Friday, April 24, 2009

4-23 post market comments from firm

The S&P 500 slipped back intra-day but still managed to move back into positive territory. So far, ex the sell off on March 20th, the tape has not stayed negative for long when it does move down. We suggest these draw downs have been relatively shallow because sideline liquidity (even after the large rally over the past 30 days) still remains robust. As long as the skew of decliners to advancers and down volume to up volume remain in check the this tape isn't in any serious danger of correcting aggressively.

Below current prices on the S&P 500 there are several support levels with 825 and 814 being the two of closest proximity, while 877 is the upside resistance area the S&P needs to move above to extend the rally.

Sentiment remains neutral but is less constructive than say 30 days ago.
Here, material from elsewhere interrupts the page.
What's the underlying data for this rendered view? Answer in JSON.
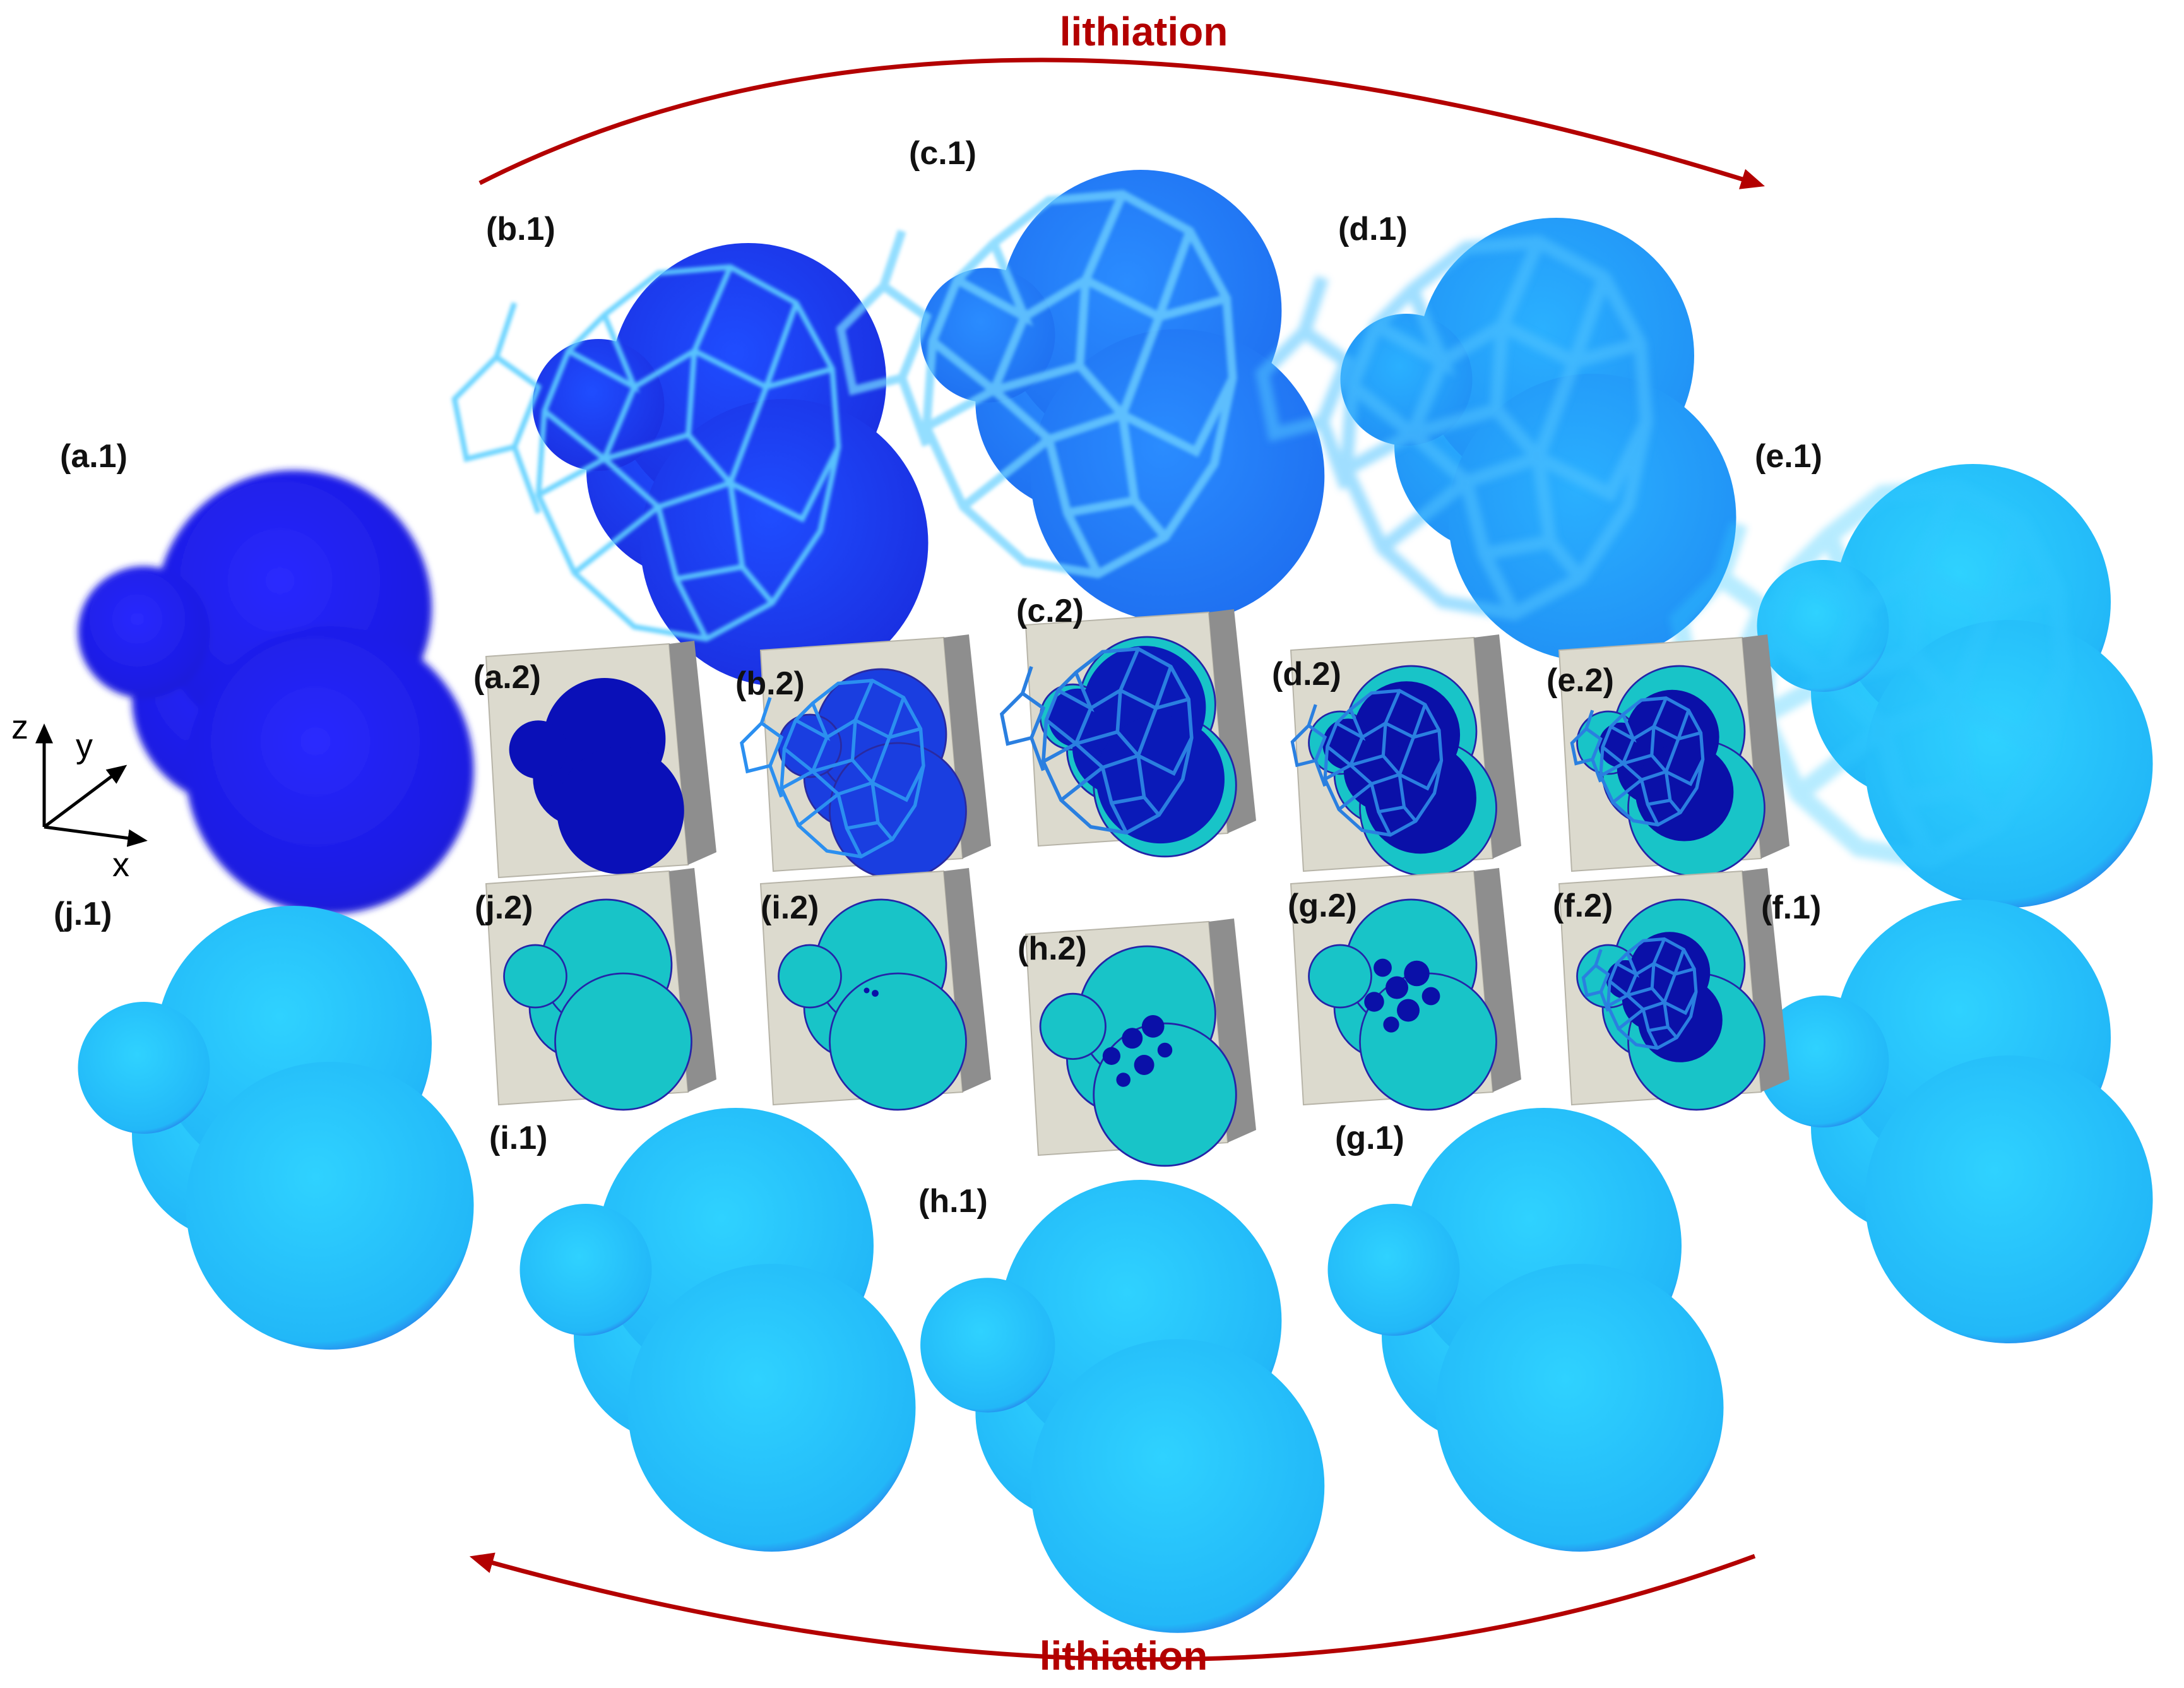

We reiterate that techs have the best basing and chart patterns of all market sectors.

EBAY is one name that scored a bullish gap today and on pullbacks looks capable of working higher as the company reported better than expected results and is spinning out its Skype division and refocusing back on the core business.

We will post a list of constructive charts in a pdf for tomorrow morning along with a few new research reports.

Also of note DV shares are very close to breaking critical support near $ 40.00. We highlighted this chart yesterday and shares were down over $ 2.00 today.